6. The apparatus of claim 1 wherein said device for applying a clear marking particle coating to said web is a magnetic brush development station.

7. Apparatus for selectively providing textured hazard resistant clear marking particle coatings to photographic elements on an elongated web transported along a travel path from a supply roller to a take-up roller, said apparatus comprising:

a device, located in operative association to said web travel path for applying a clear marking particle coating to said web;

a heated fuser roller;

a pressure roller located relative to said web travel path to provide a nip relation with said fuser roller for travel of said web through said nip to fuse said clear marking particle coating to said web;

a steering roller;

a fusing belt entrained about said fuser roller and said steering roller for movement in a predetermined direction about a closed loop path;

a mechanism for accurately controlling the tracking of said fusing belt;

a plurality of heated, textured rollers, said heated, textured rollers respectively having differing surface textures; and

a mechanism for urging a preselected one of said heated, textured rollers into pressure contact with said web, downstream of said steering roller relative to said web travel path facing said photographic elements on said web, for transferring such texture of said heated, textured roller to said clear marking particle coating while said coating is in a softened state due to heat from said roller.

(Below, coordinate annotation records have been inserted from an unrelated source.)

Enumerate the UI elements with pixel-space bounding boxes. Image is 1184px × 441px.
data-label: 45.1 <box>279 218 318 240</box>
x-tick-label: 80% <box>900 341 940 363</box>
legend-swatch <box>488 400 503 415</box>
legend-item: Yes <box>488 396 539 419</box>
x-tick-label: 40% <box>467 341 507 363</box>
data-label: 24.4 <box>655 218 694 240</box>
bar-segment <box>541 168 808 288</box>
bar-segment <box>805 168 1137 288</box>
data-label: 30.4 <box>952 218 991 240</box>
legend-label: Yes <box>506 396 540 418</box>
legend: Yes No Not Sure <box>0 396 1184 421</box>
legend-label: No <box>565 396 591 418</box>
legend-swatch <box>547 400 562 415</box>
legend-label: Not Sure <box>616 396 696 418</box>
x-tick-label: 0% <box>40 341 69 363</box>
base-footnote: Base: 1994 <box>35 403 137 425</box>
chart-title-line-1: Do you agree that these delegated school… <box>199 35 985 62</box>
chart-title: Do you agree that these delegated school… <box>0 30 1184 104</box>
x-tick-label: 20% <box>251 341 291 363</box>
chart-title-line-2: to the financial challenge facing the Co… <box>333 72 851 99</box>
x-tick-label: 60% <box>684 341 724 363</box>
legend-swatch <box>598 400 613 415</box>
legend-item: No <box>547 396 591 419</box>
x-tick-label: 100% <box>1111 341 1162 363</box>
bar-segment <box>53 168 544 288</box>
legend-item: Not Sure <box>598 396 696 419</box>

8. The apparatus of claim 7 including a mechanism for accurately controlling the tracking of said elongated web.

9. The apparatus of claim 8 wherein said heated, textured roller is heated to a temperature substantially at or just below the glass transition of said clear marking particles.

10. The apparatus of claim 9 wherein said mechanism urging said preselected one of said heated, textured rollers into pressure contact with said web includes a pressure roller, located relative to said web on the opposite side of said web travel path from said heated, textured roller, said pressure roller being selectively brought into operative association with said heated, textured roller to form a pressure nip therebetween.